Abstract

In emergency and critical care medicine, lung ischemia-reperfusion injury is a prevalent disorder, which has significant morbidity and mortality. However, there is still a lack of effective means to block the lung ischemia-reperfusion injury. Established the lung ischemia-reperfusion injury model of mice; lung injury and histological analysis scoring were helpful to assess pathological injury in lung tissue; using an enzymelinked immunosorbent assay kit, expressed interleukin-6 and interleukin-1 in bronchoalveolar lavage fluids was determined. Seahorse analysis was used to examine the oxygen consumption rate and production of adenosine triphosphate. The expression of mitochondrial function-related genes was detected by realtime polymerase chain reaction; commercially available assay kits used for find the malondialdehyde production and catalase activity; apoptotic cells were detected using terminal deoxynucleotidyl transferase dUTP nick end labeling and protein expression was discovered using Western blotting.
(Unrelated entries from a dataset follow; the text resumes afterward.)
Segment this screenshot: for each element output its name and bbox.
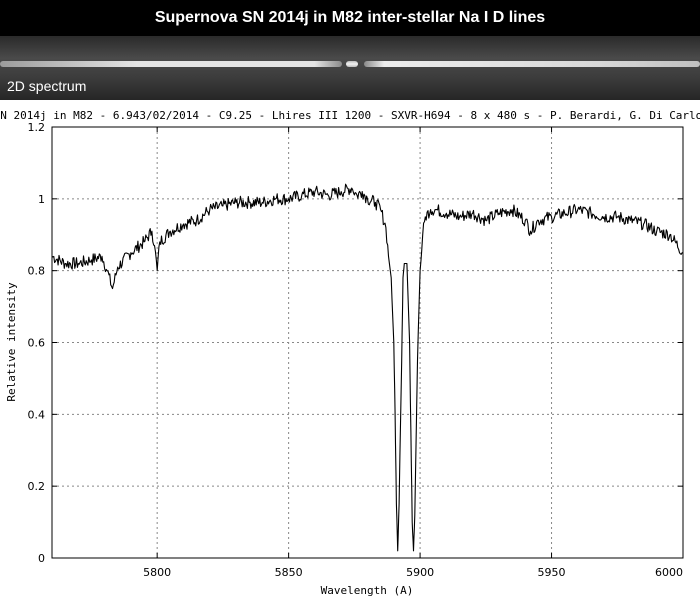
y-tick-label: 0.4: [28, 408, 46, 421]
chart-title: Supernova SN 2014j in M82 inter-stellar …: [0, 0, 700, 36]
spectrum-stripe: [0, 61, 342, 67]
x-tick-label: 5900: [406, 566, 434, 579]
y-tick-label: 0.2: [28, 480, 46, 493]
x-tick-label: 5800: [143, 566, 171, 579]
spectrum-chart: SN 2014j in M82 - 6.943/02/2014 - C9.25 …: [0, 109, 700, 597]
spectrum-stripe: [364, 61, 700, 67]
x-tick-label: 6000: [655, 566, 683, 579]
series-line: [51, 183, 684, 552]
x-tick-label: 5850: [275, 566, 303, 579]
y-tick-label: 0.8: [28, 265, 46, 278]
y-tick-label: 1: [38, 193, 45, 206]
y-tick-label: 1.2: [28, 121, 46, 134]
y-axis-label: Relative intensity: [5, 282, 18, 402]
y-tick-label: 0: [38, 552, 45, 565]
y-tick-label: 0.6: [28, 337, 46, 350]
x-axis-label: Wavelength (A): [321, 584, 414, 597]
x-tick-label: 5950: [538, 566, 566, 579]
grid: [52, 127, 683, 558]
spectrum-image-label: 2D spectrum: [7, 78, 87, 94]
spectrum-stripe: [346, 61, 358, 67]
spectrum-image: 2D spectrum: [0, 36, 700, 100]
chart-subtitle: SN 2014j in M82 - 6.943/02/2014 - C9.25 …: [0, 109, 700, 122]
axis-ticks: 0 0.2 0.4 0.6 0.8 1 1.2 5800 5850 5900 5950 6000: [28, 121, 684, 579]
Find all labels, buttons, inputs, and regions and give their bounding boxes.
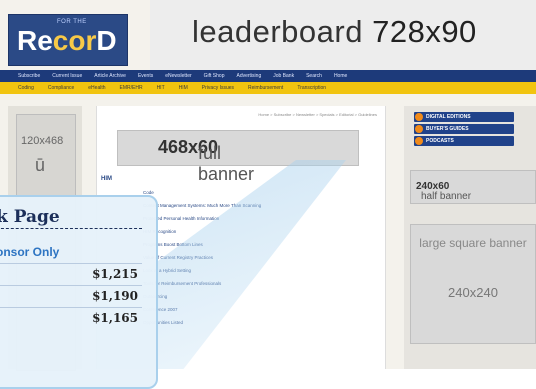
section-heading: HIM: [101, 176, 112, 182]
nav-item[interactable]: Transcription: [297, 85, 326, 91]
nav-item[interactable]: Events: [138, 73, 153, 79]
skyscraper-glyph: ū: [35, 155, 46, 175]
price-card-divider: [0, 228, 142, 229]
large-square-ad: large square banner 240x240: [410, 224, 536, 344]
nav-item[interactable]: Search: [306, 73, 322, 79]
nav-item[interactable]: Current Issue: [52, 73, 82, 79]
right-column: DIGITAL EDITIONS BUYER'S GUIDES PODCASTS…: [404, 106, 536, 369]
price-value: $1,215: [92, 267, 138, 281]
site-logo[interactable]: FOR THE RecorD: [8, 14, 128, 66]
price-value: $1,190: [92, 289, 138, 303]
nav-item[interactable]: Coding: [18, 85, 34, 91]
podcasts-link[interactable]: PODCASTS: [414, 136, 514, 146]
nav-item[interactable]: Privacy Issues: [202, 85, 234, 91]
skyscraper-size: 120x468: [21, 135, 64, 147]
half-banner-ad: half banner 240x60: [410, 170, 536, 204]
nav-item[interactable]: Compliance: [48, 85, 74, 91]
digital-editions-link[interactable]: DIGITAL EDITIONS: [414, 112, 514, 122]
price-row: $1,190: [0, 285, 142, 306]
nav-item[interactable]: Advertising: [237, 73, 262, 79]
digital-editions-icon: [415, 113, 423, 121]
nav-item[interactable]: Home: [334, 73, 347, 79]
leaderboard-label: leaderboard 728x90: [192, 14, 477, 49]
logo-text: RecorD: [17, 25, 117, 56]
square-label: large square banner: [419, 236, 527, 250]
nav-item[interactable]: eHealth: [88, 85, 105, 91]
leaderboard-ad: leaderboard 728x90: [150, 0, 536, 71]
price-card-title: k Page: [0, 207, 60, 227]
buyers-guides-icon: [415, 125, 423, 133]
secondary-nav: Coding Compliance eHealth EMR/EHR HIT HI…: [0, 82, 536, 94]
nav-item[interactable]: EMR/EHR: [120, 85, 143, 91]
square-size: 240x240: [448, 285, 498, 300]
nav-item[interactable]: Gift Shop: [204, 73, 225, 79]
sponsor-label: onsor Only: [0, 245, 60, 259]
price-row: $1,215: [0, 263, 142, 284]
price-value: $1,165: [92, 311, 138, 325]
nav-item[interactable]: Reimbursement: [248, 85, 283, 91]
full-banner-label: full banner 468x60: [158, 137, 255, 184]
nav-item[interactable]: Article Archive: [94, 73, 126, 79]
podcasts-icon: [415, 137, 423, 145]
price-row: $1,165: [0, 307, 142, 328]
buyers-guides-link[interactable]: BUYER'S GUIDES: [414, 124, 514, 134]
nav-item[interactable]: HIT: [157, 85, 165, 91]
nav-item[interactable]: Subscribe: [18, 73, 40, 79]
nav-item[interactable]: Job Bank: [273, 73, 294, 79]
half-banner-label: half banner 240x60: [416, 181, 472, 202]
nav-item[interactable]: HIM: [179, 85, 188, 91]
price-card: k Page onsor Only $1,215 $1,190 $1,165: [0, 195, 158, 389]
breadcrumb[interactable]: Home > Subscribe > Newsletter > Specials…: [207, 112, 377, 118]
primary-nav: Subscribe Current Issue Article Archive …: [0, 70, 536, 82]
nav-item[interactable]: eNewsletter: [165, 73, 191, 79]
Ginsenoside alleviated the pathological changes caused by lung ischemia-reperfusion injury and reduced the lung injury score; ginsenoside Rd therapy reduced inflammatory cell infiltration significantly decreased lung bronchoalveolar lavage fluids interleukin-1 and interleukin-6 levels; ginsenoside Rd also increased the respiratory rate and the adenosine triphosphate production and regulated mitochondrial-related gene expression. Moreover, ginsenoside Rd ameliorated the lung ischemia-reperfusion injury-associated decrease in superoxide dismutase 2 expression, increase in malondialdehyde content and reduction in catalase activity. Additionally, ginsenoside Rd decreased lung ischemia-reperfusion injury-induced apoptosis. Ginsenoside Rd regulates the mitochondrial activity and thus protects against lung ischemiareperfusion injury.